Tu as quitté ton logement, rendu les clés… mais ton propriétaire ne te rend pas ta caution. C'est une situation frustrante, et malheureusement très fréquente : chaque année, des milliers de locataires se retrouvent dans cette situation. Pourtant, la loi est claire et te protège. Tu as des droits précis, des délais encadrés, et des recours concrets pour récupérer ton dépôt de garantie. Que le proprio tarde, conteste ou reste muet, il existe une marche à suivre efficace. Voici tout ce que tu dois savoir pour agir vite et bien.
Ce que dit la loi sur la restitution de la caution
Le dépôt de garantie — souvent appelé "caution" par abus de langage — est encadré par la loi du 6 juillet 1989, modifiée par la loi ALUR de 2014. Ces textes fixent des règles précises que tout propriétaire bailleur est tenu de respecter.
Le principe est simple : après ton départ, le propriétaire dispose d'un délai légal pour te restituer le dépôt de garantie :
- 1 mois si l'état des lieux de sortie est conforme à l'état des lieux d'entrée ;
- 2 mois si des différences ont été constatées entre les deux états des lieux.
Ce délai court à partir du jour de la remise des clés, que ce soit en main propre ou par courrier recommandé. Passé ce délai, si le propriétaire n'a toujours pas restitué la somme (ou justifié des retenues), il est en situation de manquement.
À noter : depuis la loi ALUR, si le propriétaire dépasse le délai légal sans motif valable, il doit te verser une majoration de 10 % du loyer mensuel hors charges par mois de retard entamé. Une pénalité non négligeable pour lui… et un levier pour toi.

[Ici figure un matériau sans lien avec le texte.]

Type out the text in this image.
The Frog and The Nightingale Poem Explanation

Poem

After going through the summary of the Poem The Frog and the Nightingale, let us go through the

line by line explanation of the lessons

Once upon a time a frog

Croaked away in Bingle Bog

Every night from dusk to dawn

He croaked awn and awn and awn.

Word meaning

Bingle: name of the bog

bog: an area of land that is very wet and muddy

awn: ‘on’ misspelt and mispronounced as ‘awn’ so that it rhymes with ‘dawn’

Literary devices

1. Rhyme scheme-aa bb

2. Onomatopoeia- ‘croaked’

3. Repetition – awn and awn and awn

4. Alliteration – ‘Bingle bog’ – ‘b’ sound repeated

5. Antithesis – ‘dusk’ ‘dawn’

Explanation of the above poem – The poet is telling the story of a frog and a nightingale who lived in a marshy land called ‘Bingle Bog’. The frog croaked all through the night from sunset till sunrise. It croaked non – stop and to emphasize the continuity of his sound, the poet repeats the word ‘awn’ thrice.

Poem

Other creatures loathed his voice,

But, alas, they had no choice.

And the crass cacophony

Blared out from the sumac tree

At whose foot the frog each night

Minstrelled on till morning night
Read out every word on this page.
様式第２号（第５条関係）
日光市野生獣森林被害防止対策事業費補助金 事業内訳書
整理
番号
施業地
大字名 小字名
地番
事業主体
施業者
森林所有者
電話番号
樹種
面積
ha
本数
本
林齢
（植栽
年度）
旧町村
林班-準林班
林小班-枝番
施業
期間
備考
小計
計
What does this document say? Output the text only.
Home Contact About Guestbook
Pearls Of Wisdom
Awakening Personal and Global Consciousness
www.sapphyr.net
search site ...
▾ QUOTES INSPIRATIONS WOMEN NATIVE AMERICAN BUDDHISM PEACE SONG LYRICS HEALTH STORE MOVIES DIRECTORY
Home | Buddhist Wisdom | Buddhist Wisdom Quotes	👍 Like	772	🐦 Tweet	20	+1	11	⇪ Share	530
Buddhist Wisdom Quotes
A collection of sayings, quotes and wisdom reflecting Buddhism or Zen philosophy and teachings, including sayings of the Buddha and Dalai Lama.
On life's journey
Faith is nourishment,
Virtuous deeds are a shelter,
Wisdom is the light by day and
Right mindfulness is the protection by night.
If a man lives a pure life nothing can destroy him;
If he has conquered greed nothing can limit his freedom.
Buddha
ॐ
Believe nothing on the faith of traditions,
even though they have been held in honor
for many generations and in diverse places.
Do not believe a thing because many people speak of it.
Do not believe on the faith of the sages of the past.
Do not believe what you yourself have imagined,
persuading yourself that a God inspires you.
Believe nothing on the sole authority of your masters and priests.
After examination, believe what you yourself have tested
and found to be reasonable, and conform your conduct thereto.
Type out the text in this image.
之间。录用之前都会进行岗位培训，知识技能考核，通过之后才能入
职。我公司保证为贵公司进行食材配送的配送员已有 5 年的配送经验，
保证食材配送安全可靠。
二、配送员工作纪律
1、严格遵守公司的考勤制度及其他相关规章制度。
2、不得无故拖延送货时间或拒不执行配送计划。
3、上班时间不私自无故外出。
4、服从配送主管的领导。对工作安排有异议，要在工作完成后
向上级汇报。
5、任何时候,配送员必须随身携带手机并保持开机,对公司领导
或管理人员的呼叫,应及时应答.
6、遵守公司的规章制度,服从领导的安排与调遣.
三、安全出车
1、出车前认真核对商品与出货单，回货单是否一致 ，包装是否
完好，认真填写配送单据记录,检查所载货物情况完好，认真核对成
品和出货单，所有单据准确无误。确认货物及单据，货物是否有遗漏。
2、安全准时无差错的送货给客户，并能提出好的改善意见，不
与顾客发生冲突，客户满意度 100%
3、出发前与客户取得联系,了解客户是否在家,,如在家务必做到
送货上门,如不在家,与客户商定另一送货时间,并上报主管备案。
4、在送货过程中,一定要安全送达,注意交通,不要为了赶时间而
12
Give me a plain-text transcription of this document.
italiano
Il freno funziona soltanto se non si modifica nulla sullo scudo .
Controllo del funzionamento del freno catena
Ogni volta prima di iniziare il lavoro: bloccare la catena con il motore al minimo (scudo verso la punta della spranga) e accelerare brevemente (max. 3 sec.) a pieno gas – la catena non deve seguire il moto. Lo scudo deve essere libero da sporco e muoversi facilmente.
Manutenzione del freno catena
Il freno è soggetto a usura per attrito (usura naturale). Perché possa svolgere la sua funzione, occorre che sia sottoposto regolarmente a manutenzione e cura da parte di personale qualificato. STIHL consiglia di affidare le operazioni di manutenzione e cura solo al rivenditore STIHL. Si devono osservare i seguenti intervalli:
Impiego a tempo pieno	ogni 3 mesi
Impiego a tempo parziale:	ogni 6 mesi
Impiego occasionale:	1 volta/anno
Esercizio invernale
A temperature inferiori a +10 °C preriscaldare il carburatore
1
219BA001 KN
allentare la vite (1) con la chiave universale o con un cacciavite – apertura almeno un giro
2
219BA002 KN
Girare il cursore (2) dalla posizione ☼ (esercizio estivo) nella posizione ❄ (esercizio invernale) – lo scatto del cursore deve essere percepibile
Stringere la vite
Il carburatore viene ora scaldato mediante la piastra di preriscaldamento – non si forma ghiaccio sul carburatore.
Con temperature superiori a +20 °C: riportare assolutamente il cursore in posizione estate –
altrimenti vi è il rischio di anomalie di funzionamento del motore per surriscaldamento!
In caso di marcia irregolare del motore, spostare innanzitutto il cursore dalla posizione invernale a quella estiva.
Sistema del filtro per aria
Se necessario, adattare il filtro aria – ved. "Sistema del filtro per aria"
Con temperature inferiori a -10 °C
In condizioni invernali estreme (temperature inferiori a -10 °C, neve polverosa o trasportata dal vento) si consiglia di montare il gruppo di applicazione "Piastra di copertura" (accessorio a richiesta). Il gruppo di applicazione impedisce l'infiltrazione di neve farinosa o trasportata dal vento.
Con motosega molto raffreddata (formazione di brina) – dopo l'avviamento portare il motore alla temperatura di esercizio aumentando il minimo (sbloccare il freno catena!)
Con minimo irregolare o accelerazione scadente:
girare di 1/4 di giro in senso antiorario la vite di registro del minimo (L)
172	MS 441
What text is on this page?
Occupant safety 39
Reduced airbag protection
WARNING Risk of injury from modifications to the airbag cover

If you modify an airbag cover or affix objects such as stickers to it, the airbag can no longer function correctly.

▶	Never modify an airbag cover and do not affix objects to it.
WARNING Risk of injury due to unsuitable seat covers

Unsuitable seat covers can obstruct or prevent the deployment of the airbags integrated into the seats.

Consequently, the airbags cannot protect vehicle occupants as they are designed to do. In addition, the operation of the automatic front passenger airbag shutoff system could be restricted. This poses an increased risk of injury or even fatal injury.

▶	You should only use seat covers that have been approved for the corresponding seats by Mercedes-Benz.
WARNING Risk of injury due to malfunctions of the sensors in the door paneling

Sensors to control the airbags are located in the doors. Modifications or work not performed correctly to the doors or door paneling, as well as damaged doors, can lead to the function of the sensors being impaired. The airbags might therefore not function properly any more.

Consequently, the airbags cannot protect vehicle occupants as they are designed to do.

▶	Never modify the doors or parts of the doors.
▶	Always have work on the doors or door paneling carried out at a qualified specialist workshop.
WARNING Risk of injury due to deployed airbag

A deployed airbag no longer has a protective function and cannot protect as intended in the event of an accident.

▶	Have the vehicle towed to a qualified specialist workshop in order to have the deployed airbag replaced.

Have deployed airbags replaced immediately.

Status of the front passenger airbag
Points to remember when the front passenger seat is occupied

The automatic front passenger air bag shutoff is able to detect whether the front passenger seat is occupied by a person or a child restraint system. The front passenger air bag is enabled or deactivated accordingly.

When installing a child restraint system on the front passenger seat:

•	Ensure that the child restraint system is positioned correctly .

Les retenues légitimes vs les retenues abusives
Un propriétaire peut légalement garder tout ou partie de la caution pour couvrir certains frais. Mais il ne peut pas retenir ce qu'il veut. Il faut distinguer deux notions fondamentales :
Ce qui relève de la vétusté (à la charge du propriétaire)
La vétusté correspond à l'usure normale d'un logement liée au temps et à un usage raisonnable. Un propriétaire ne peut pas te facturer le remplacement d'une moquette posée depuis 15 ans ou la repeinture d'un mur jauni avec le temps. Ces dégradations sont à sa charge.
Ce qui relève des dégradations locatives (à la charge du locataire)
En revanche, les dégradations anormales sont imputables au locataire : un trou dans une porte, une fenêtre cassée, des murs tagués, un parquet brûlé… Le propriétaire peut retenir les frais de remise en état, à condition de fournir des justificatifs (factures, devis).
Il ne peut donc pas :
- retenir sans justificatif écrit ;
- facturer des travaux de confort ou d'amélioration (changer la cuisine alors qu'elle était simplement ancienne) ;
- te facturer une remise en peinture systématique si aucune dégradation n'est constatée ;
- retenir une somme supérieure aux frais réels engagés.
Que faire si ton propriétaire ne répond pas ou refuse de rendre la caution
Ton propriétaire reste silencieux ou te renvoie des arguments fumeux ? Voici la marche à suivre, étape par étape, du plus simple au plus formel.
Étape 1 : Envoyer une mise en demeure par courrier recommandé
C'est la première action à mener. Rédige un courrier recommandé avec accusé de réception dans lequel tu rappelles :
- la date de remise des clés ;
- le montant du dépôt de garantie versé ;
- le dépassement du délai légal (1 ou 2 mois selon le cas) ;
- la majoration de 10 % par mois de retard prévue par la loi du 6 juillet 1989.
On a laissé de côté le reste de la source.